Tutto è coperto dalle nuvole.
Sento la pioggia in faccia, sorrido al cielo
notturno, gonfio d’acqua. So di rischiare di vedere nei giorni successivi uno
spettacolo che non potrò mai più dimenticare.
La camera dell’hotel è una bomboniera dal gusto
moderno, diventerà la base in cui riposarsi, ristorarsi e da cui ripartire per godere
lo spettacolo delle cime innevate.
Il primo giorno si conclude.
Non abbiamo programmi precisi per l’indomani. Non
contano i programmi. Tutto si svolgerà come dovrà. Senza forzature, come un
fiume che scorre, naturalmente.
Il giorno successivo ancora grigio, nevischia.
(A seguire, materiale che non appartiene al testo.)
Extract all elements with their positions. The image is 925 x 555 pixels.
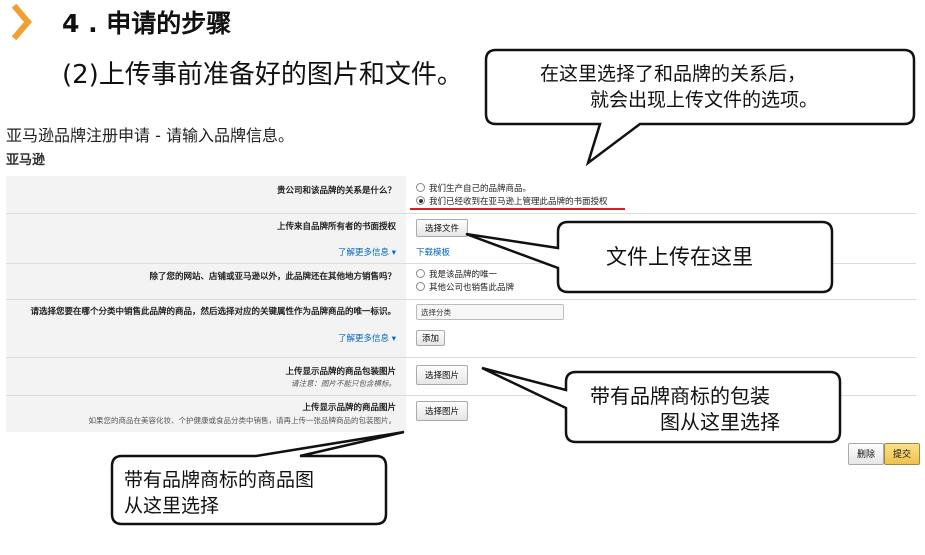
step-title: 4 . 申请的步骤 [62, 9, 232, 38]
callout-relation-line2: 就会出现上传文件的选项。 [590, 89, 819, 111]
download-template-link[interactable]: 下载模板 [416, 246, 450, 258]
category-select[interactable]: 选择分类 [416, 304, 564, 320]
form-subtitle: 亚马逊 [6, 153, 46, 168]
choose-product-image-button[interactable]: 选择图片 [416, 401, 469, 421]
callout-package-line1: 带有品牌商标的包装 [590, 384, 770, 408]
relation-option-own[interactable]: 我们生产自己的品牌商品。 [416, 182, 531, 194]
category-row: 请选择您要在哪个分类中销售此品牌的商品，然后选择对应的关键属性作为品牌商品的唯一… [6, 300, 916, 358]
callout-product-line2: 从这里选择 [124, 495, 220, 517]
radio-icon[interactable] [416, 269, 425, 278]
other-channels-option-sole[interactable]: 我是该品牌的唯一 [416, 268, 497, 280]
package-image-note: 请注意：图片不能只包含横标。 [291, 379, 396, 388]
category-question: 请选择您要在哪个分类中销售此品牌的商品，然后选择对应的关键属性作为品牌商品的唯一… [30, 307, 396, 317]
highlight-underline [410, 208, 625, 210]
choose-file-button[interactable]: 选择文件 [416, 219, 469, 237]
radio-icon[interactable] [416, 282, 425, 291]
relation-option-authorized[interactable]: 我们已经收到在亚马逊上管理此品牌的书面授权 [416, 195, 608, 207]
other-channels-row: 除了您的网站、店铺或亚马逊以外，此品牌还在其他地方销售吗？ 我是该品牌的唯一 其… [6, 264, 916, 300]
relation-question: 贵公司和该品牌的关系是什么？ [276, 186, 396, 196]
slide-subtitle: (2)上传事前准备好的图片和文件。 [62, 60, 463, 90]
more-info-link[interactable]: 了解更多信息 ▾ [338, 246, 396, 258]
form-title: 亚马逊品牌注册申请 - 请输入品牌信息。 [6, 126, 294, 145]
product-image-label: 上传显示品牌的商品图片 [302, 403, 396, 413]
other-channels-option-others[interactable]: 其他公司也销售此品牌 [416, 281, 514, 293]
package-image-row: 上传显示品牌的商品包装图片 请注意：图片不能只包含横标。 选择图片 [6, 358, 916, 396]
upload-auth-row: 上传来自品牌所有者的书面授权 了解更多信息 ▾ 选择文件 下载模板 [6, 214, 916, 264]
other-channels-question: 除了您的网站、店铺或亚马逊以外，此品牌还在其他地方销售吗？ [149, 272, 396, 282]
callout-package-line2: 图从这里选择 [660, 410, 780, 434]
radio-icon[interactable] [416, 183, 425, 192]
radio-selected-icon[interactable] [416, 196, 425, 205]
more-info-link[interactable]: 了解更多信息 ▾ [338, 332, 396, 344]
brand-registration-form: 贵公司和该品牌的关系是什么？ 我们生产自己的品牌商品。 我们已经收到在亚马逊上管… [6, 176, 916, 432]
callout-product-line1: 带有品牌商标的商品图 [124, 469, 315, 491]
upload-auth-label: 上传来自品牌所有者的书面授权 [276, 222, 396, 232]
callout-upload-text: 文件上传在这里 [606, 245, 753, 269]
chevron-right-icon [11, 3, 32, 41]
choose-package-image-button[interactable]: 选择图片 [416, 365, 469, 385]
callout-relation-line1: 在这里选择了和品牌的关系后， [540, 63, 807, 85]
package-image-label: 上传显示品牌的商品包装图片 [285, 367, 396, 377]
delete-button[interactable]: 删除 [848, 443, 885, 465]
product-image-note: 如果您的商品在美容化妆、个护健康或食品分类中销售，请再上传一张品牌商品的包装图片… [88, 416, 397, 425]
add-button[interactable]: 添加 [416, 330, 446, 346]
submit-button[interactable]: 提交 [884, 443, 921, 465]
Andiamo dallo skiman di fiducia per portare la tavola da snowboard per
il tuo esame di riconferma istruttori. Siamo qui principalmente per quello.
Mi indichi la partenza della avveniristica funivia SKYWAY
e la strada che porta dritti al traforo del Monte Bianco. Ingenuamente ti dico
“E se andassimo a Chamonix oggi?”, risposta “Perché no?Andiamo!”.
E così, attraversiamo la base della montagna più
alta d’Europa. La galleria è molto più stretta di quanto immaginassi. Se
ripenso all’incidente del 1999 sale l’ansia e quindi cerco di distrarmi
parlandoti.
Tu hai vissuto tutto in prima linea come pompiere
in quegli anni in cui vivevi a Courmayeur.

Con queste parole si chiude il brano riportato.